19 août 1991. Il y a trente ans aujourd’hui. Je me souviens de cette journée comme si c’était hier. Fan de Mikhaïl Gorbatchev, malgré mon jeune âge et les admonestations de mon père qui ne voulait pas me voir devenir communiste, j’apprends au bulletin de nouvelles qu’un putsch est ourdi en URSS. Les chars d’assaut ont fait déambuler leurs chenilles dans Moscou et tout peut arriver. Mon héros (avec Reagan et Thatcher) est assigné à résidence dans sa demeure estivale en Crimée. Rien ne va plus dans mon univers. Je resterai rivé aux bulletins de nouvelles, téléphonant – à peu près à toutes les heures – à la salle de rédaction de mon quotidien local pour m’enquérir de l’évolution de la situation.

Gorbatchev m’a toujours fasciné. Et en ces jours où des corollaires sont inévitablement établis entre le retrait américain d’Afghanistan ordonné par le président Joe Biden et celui effectué par l’Armée rouge entre mai 1988 et février 1989 sous la gouverne de « Gorby », le dernier livre de Vladimir Fédorovski permet de mieux comprendre ce personnage adulé en Occident, mais clivant (c’est le moins que l’on puisse dire) chez lui.
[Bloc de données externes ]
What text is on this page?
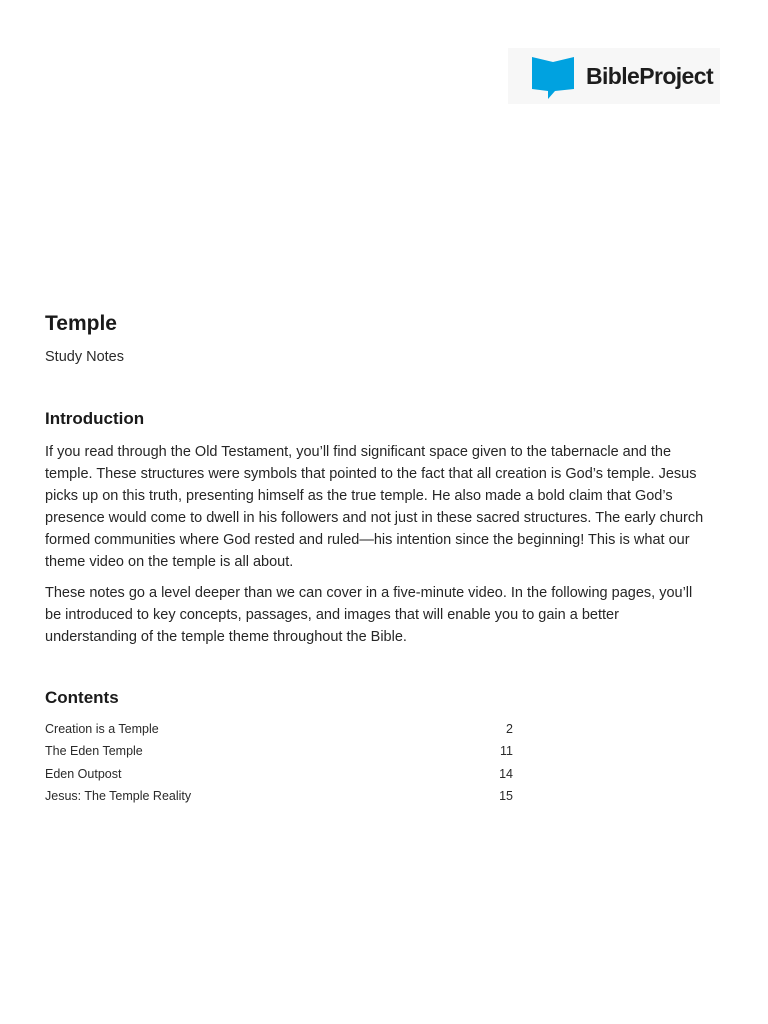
BibleProject
Temple

Study Notes

Introduction

If you read through the Old Testament, you’ll find significant space given to the tabernacle and the temple. These structures were symbols that pointed to the fact that all creation is God’s temple. Jesus picks up on this truth, presenting himself as the true temple. He also made a bold claim that God’s presence would come to dwell in his followers and not just in these sacred structures. The early church formed communities where God rested and ruled—his intention since the beginning! This is what our theme video on the temple is all about.

These notes go a level deeper than we can cover in a five-minute video. In the following pages, you’ll be introduced to key concepts, passages, and images that will enable you to gain a better understanding of the temple theme throughout the Bible.

Contents
Creation is a Temple	2
The Eden Temple	11
Eden Outpost	14
Jesus: The Temple Reality	15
Pour tout dire, Le Roman vrai de Gorbatchev (Flammarion) brosse un portrait tout en nuance d’un politicien d’exception. Avant d’endosser les habits du réformateur, le futur chef d’État devait grimper au mât de cocagne de la politique soviétique, ce qu’il sut faire avec brio en annotant avec flatterie les projets de discours de Brejnev ou en dégustant poisson et gâteau au fromage sous la véranda avec le chef du KGB – et futur numéro un soviétique – le redoutable Iouri Andropov.